The biggest problem I’ve found in moving from high detail to
low detail system comes from the consolidation of the combat system. High
detail games often devote lots of space to combat options, special abilities,
minor modifiers, and escalating powers. I encountered this years ago when I
adapted Legend of the Five Rings to Storyteller. It forced me to develop variations
on “gain a combat advantage” and consider how a combat advantage might be read
as a non-combat benefit. In the case of SoF, I cut out a number of knacks and
boons to focus on a few which did interesting things. A number of these have
names from the original source, but do quite different things. I also tried to
eliminate abilities and options which supersede earlier buys. The Aztec
pantheon purviews, for example, seemed boring. If I were imagining this as a
long-term or extended campaign, I might present stackable or building block
features for the players. That could easily be developed by GMs who want to
move up to the Demi-God level.
IN PLAY
We’ve done three sessions of Scions of Fate so far, an
introductory combat session; a full session of investigation; and a session
that began with the band following up on threads and stumbling into a
confrontation in a magic cave. After we did character creation I went back and
rewrote that section of the rules to make them clearer and more streamlined. I
had too many non-parallel choices in the first version. I also cleaned up the
Relics rules and explanations.
Pages 60-61 of the pdf have some notes on gamemastering the
system. That’s worth looking at if you want to see the reasoning behind some of
my choices. You’ll see I borrowed the aspect ranges idea from Diaspora and the
d6 bonus concept from Kerberos Club. I also reworked maneuvers and assessments
to better fit with what I wanted in play. GM’s can easily shift that to their favorite
approach. You’ll also notice I kept the layout pretty basic (Scribus kept crashing on me).
A few things I noticed in play:
- Having a little bit of skill really helps, so players ought to consider some low buys rather than trying to maximize having high level skills. If you have an Epic at 3, you don’t necessarily have to have a high skill associated with it- doing so is kind of overkill.
- The Greek Pantheon Purview Arete is fairly potent. It fits with the costs for other abilities, but at the same time it gets past the cap of the skill pyramid. Having Arete three allows a player to be really good in one area. I would suggest a couple of restrictions for this. Players who have Arete cannot take the same skill with it. Limit players to one offense or defense skill in any particular area (i.e. they can have Dodge or Guns but not both). I would also limit players to one defensive skill for Arete (i.e. Dodge for Physical or Discipline for Mental, but not both).
- The stress tracks are fairly short, but careful investment can increase one or more of those. However the balance of the system means that players strong in one area will probably be weaker in another (due to defenses, armor, or stress boxes).

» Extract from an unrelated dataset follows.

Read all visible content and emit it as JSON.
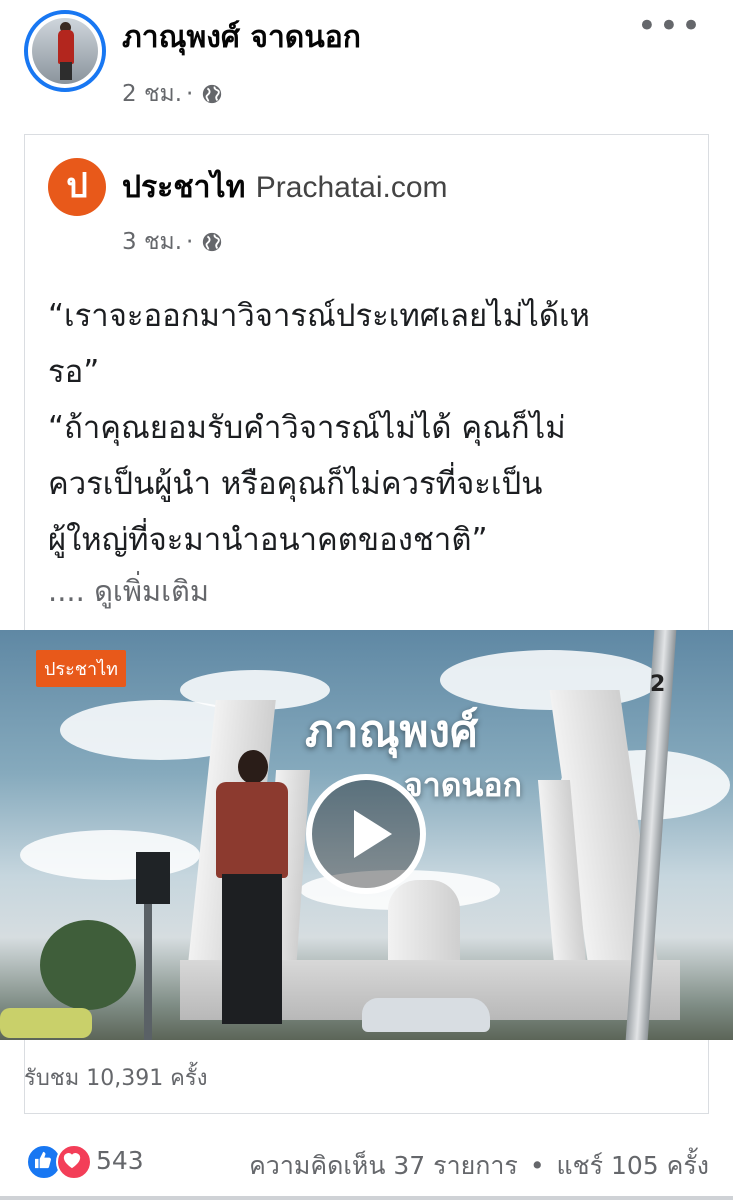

- The purview abilities aren’t balanced, but my version makes them more interesting than in the original. When I ran Scion before, players gravitated to knacks over boons. So far in this version, they seem to be heading the opposite direction.
- Many things run on Fate points in this system, so players ended up keeping more of those in their pool than I expected. That means the GM has to work even harder to reduce those resources.